It cost $28 at Adorama about a month ago when I bought one.

However, there was a thread on BYO Cable Release here some while ago, so
I'll list 2 items from that thread:

Item 1:

I had about the same reaction when I bought my MZ-50. However, this
electronic cable switch is VERY simple. You can build one with scrap parts
(if you're a packrat like me), or with maybe $10 in parts from your local
Radio Shack or computer hardware store. (This is an easy project that
perhaps should be described with a link from a Pentax web page?)

There are three pins on the camera body. If you electrically short two of
these pins -- and I believe it's the top pin and middle pin, but I don't
remember off-hand -- the camera will do its metering (and autofocusing for
AF enabled MZ/ZX bodies). If you short two other pins -- again, I don't
remember, but I think it's the middle and bottom pair -- the camera will
trip the shutter. That's all there is to it.

Biggest trick is finding a connector that will mate with the odd shape on
the MZ/ZX body. I solved this problem by adapting one of those little
four-conductor cables typically used for connecting the analog audio output
of a CD-ROM drive to your computer's sound card. These have plastic
connector bodies on each end holding a single row of four little metal
slip-on connectors. With a straight pin or tiny nail, you can depress the
little springy metal tab and remove each slip-on connector from the plastic
body. You must take a razor blade and trim off the plastic encasing the
fourth connector from the plastic body, so that you now have a 1 x 3
connector body. Next, trim one of the edges of this 1 x 3 connector body so
that it will insert into your camera body. When you have a good fit,
reinsert three of the metal slip-on connectors you removed earlier. Connect
two SPST switches to the appropriate wires on the other end of your cable,
and you're all finished.

Now, what to do with that $25 you just saved.... Hmmm....

Bill Peifer
Rochester, NY


Item 2:

The top pin is ground.
Shorting the top pin and the bottom pin activates metering and autofocus
(but doesn't trip shutter).
Shorting the top pin and the middle pin activates meter and trips shutter
regardless of AF lock.
Shorting the top pin and BOTH middle and bottom pins activates meter and
trips shutter only if AF
lock is achieved.
Mark


Maris

----- Original Message -----
From: Bob Keefer
To: pentax discuss
Sent: Saturday, May 19, 2001 7:34 PM
Subject: Cable Release F? Who needs it.....

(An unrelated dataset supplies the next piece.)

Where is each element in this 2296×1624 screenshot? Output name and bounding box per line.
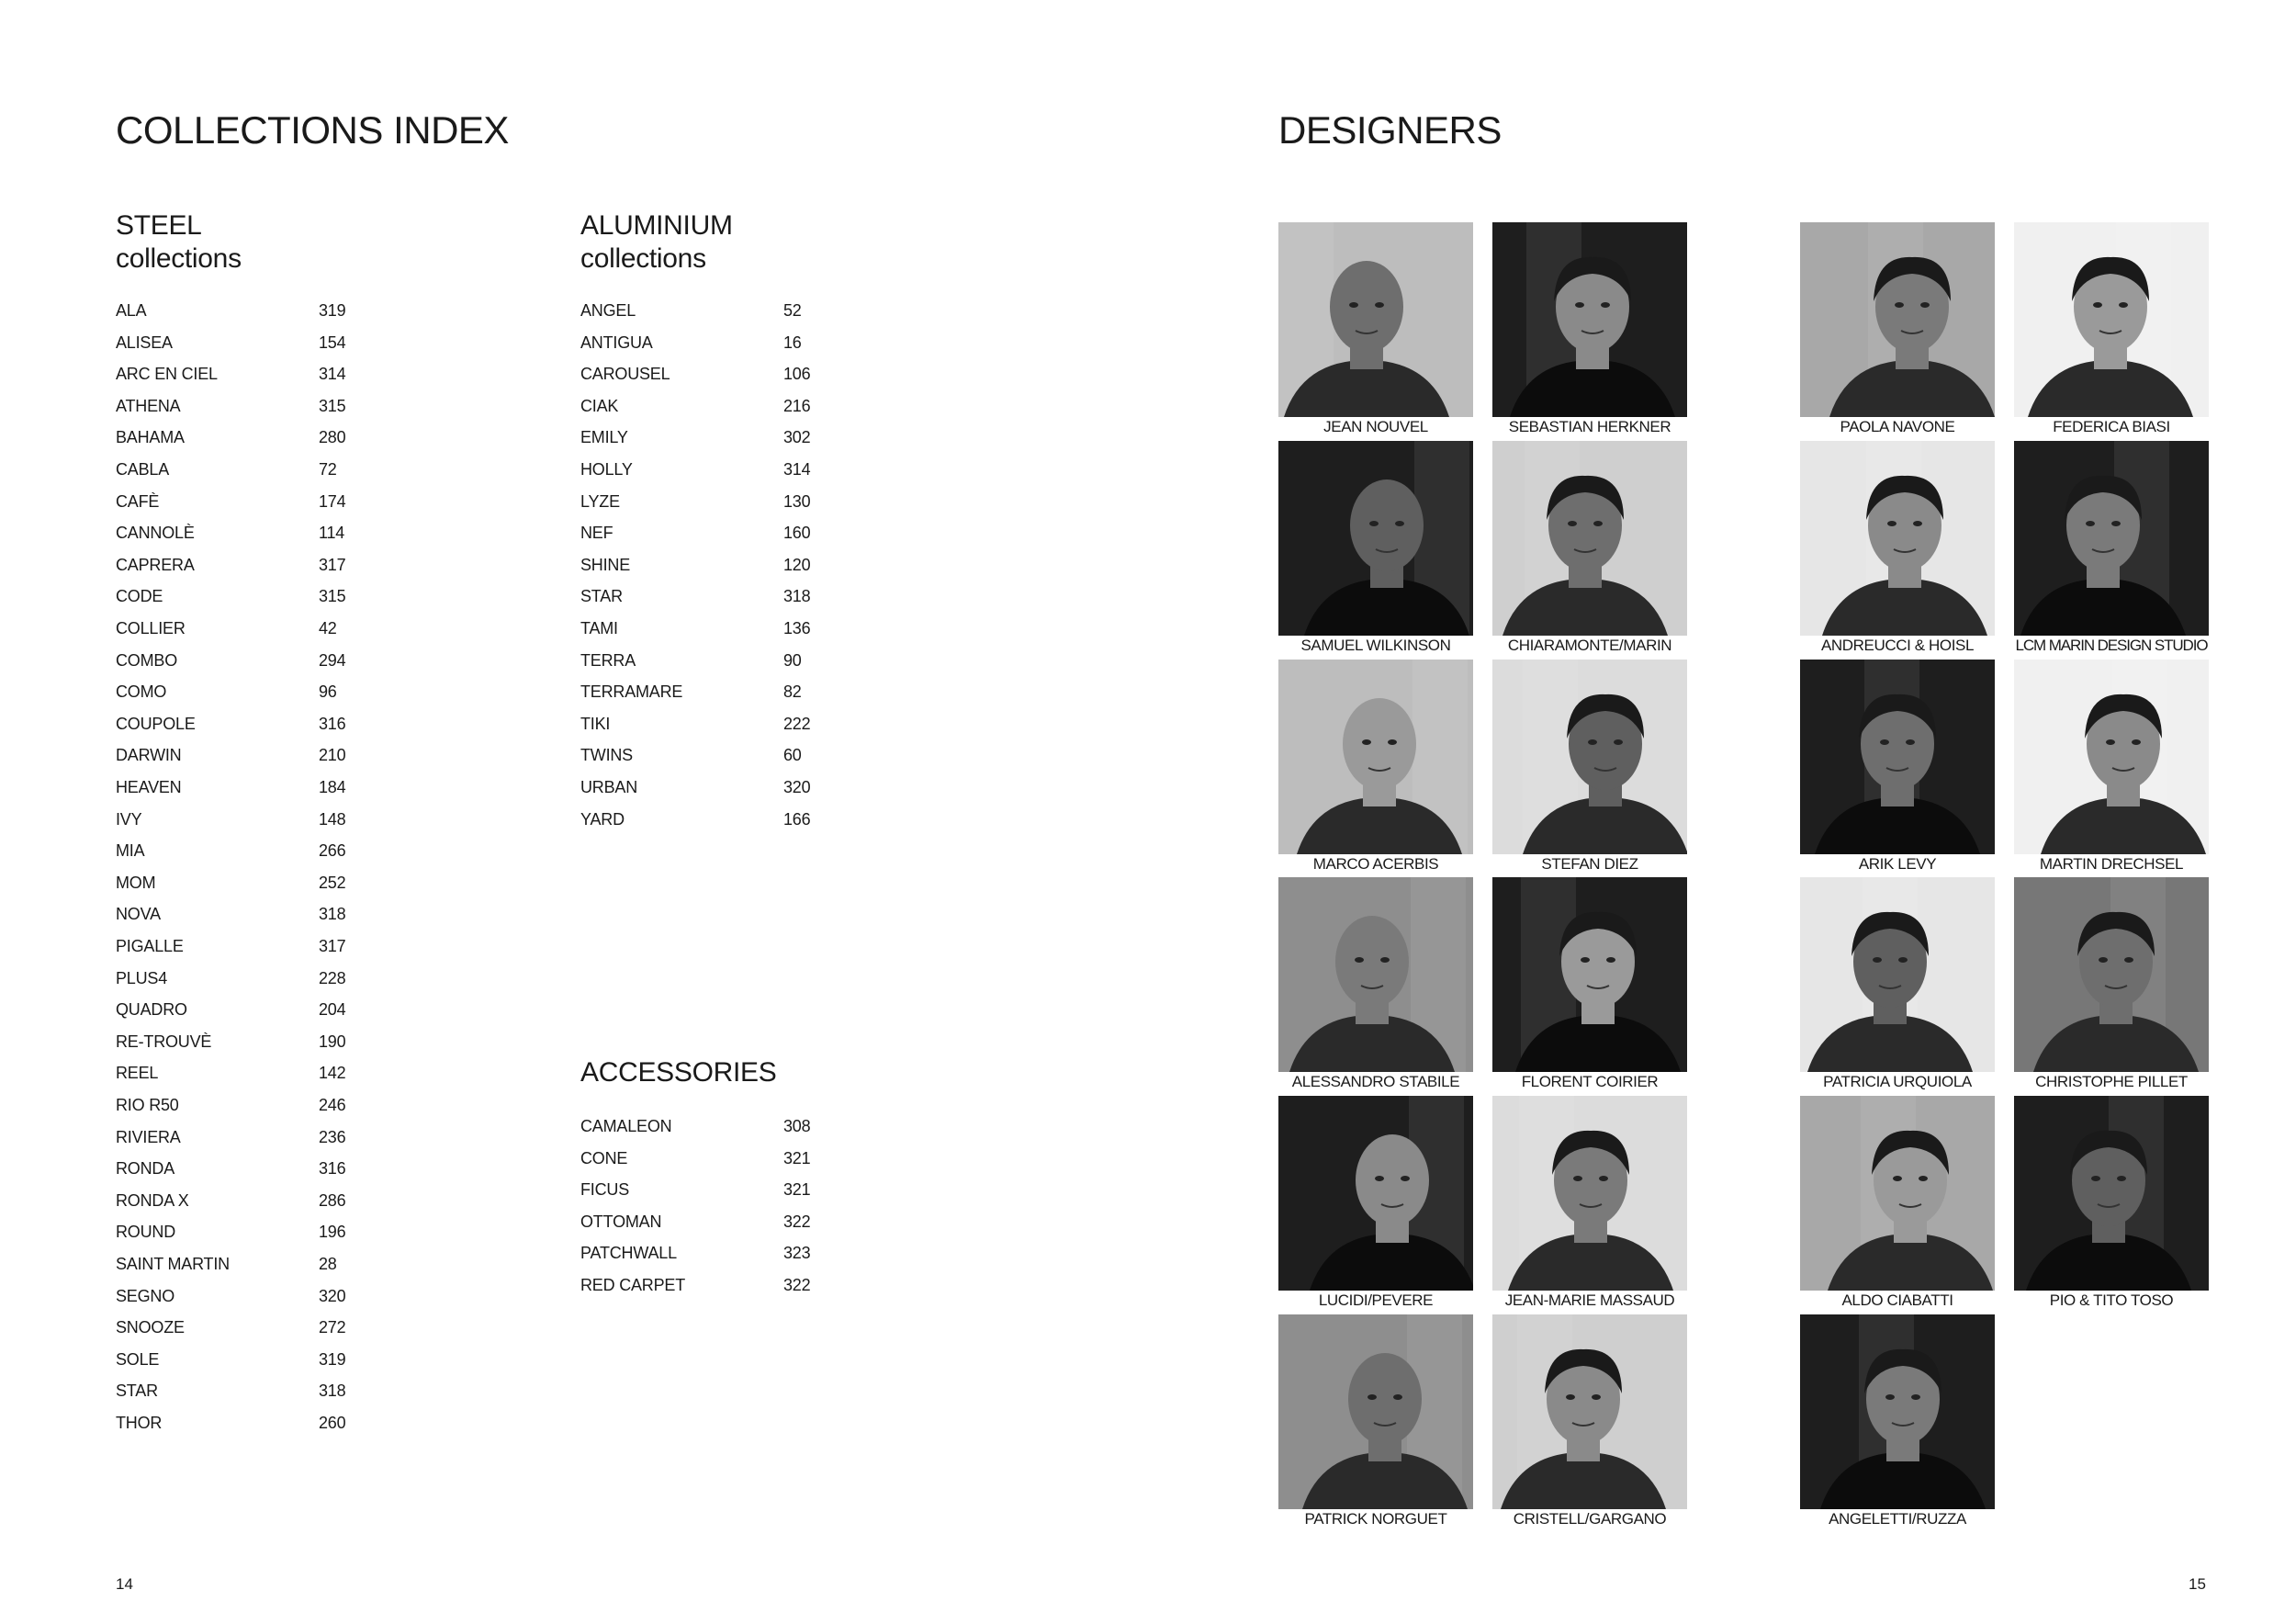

Suddenly needing to remotely trigger my PZ-20 from about 15 feet away for a
series of photos this weekend, I called the local camera store this morning
and was told the Pentax Cable Release F was a mere $50.

For a switch?

So here's what I did: In the absence of any plug I could find around the
house that remotely resembled the Pentax release socket, I took a length of
two-strand speaker wire, stripped insulation from the ends, and wrapped one
end of each strand around a smallish piece of aluminum foil, so it formed a
ball about the size of a matchhead on the end of each wire.

Then I stuffed the foil balls into the release socket, one each next to the
middle and top contacts on the camera. A strip of black electrician's tape
held it all in place.

For firing, I first wrapped the other ends of the speaker wire around the
twin prongs of a household extension cord, and plugged an HH-PC flash cord
into the other end. The theory was I could plug the PC end of the cord into
my flash meter and trigger the camera by hitting the cord-flash-meter
button.

This Rube Goldberg solution actually worked, although intermittently; I
suspect by the time the camera trigger voltage made its way through all that
wire, it was able to be stymied by any contact corrosion or lack of
alignment. Eventually I gave up on the flash meter and triggered the camera
by shorting across the PC connector with a car key, which worked just fine.

Inelegant, perhaps, but very effective. And dead cheap. I shot two rolls and
didn't waste $50 on photo price gouging.

(By the way, this apparently only triggers the shutter, so you need to set
focus and exposure manually...The third contact seems to do AE and AF.)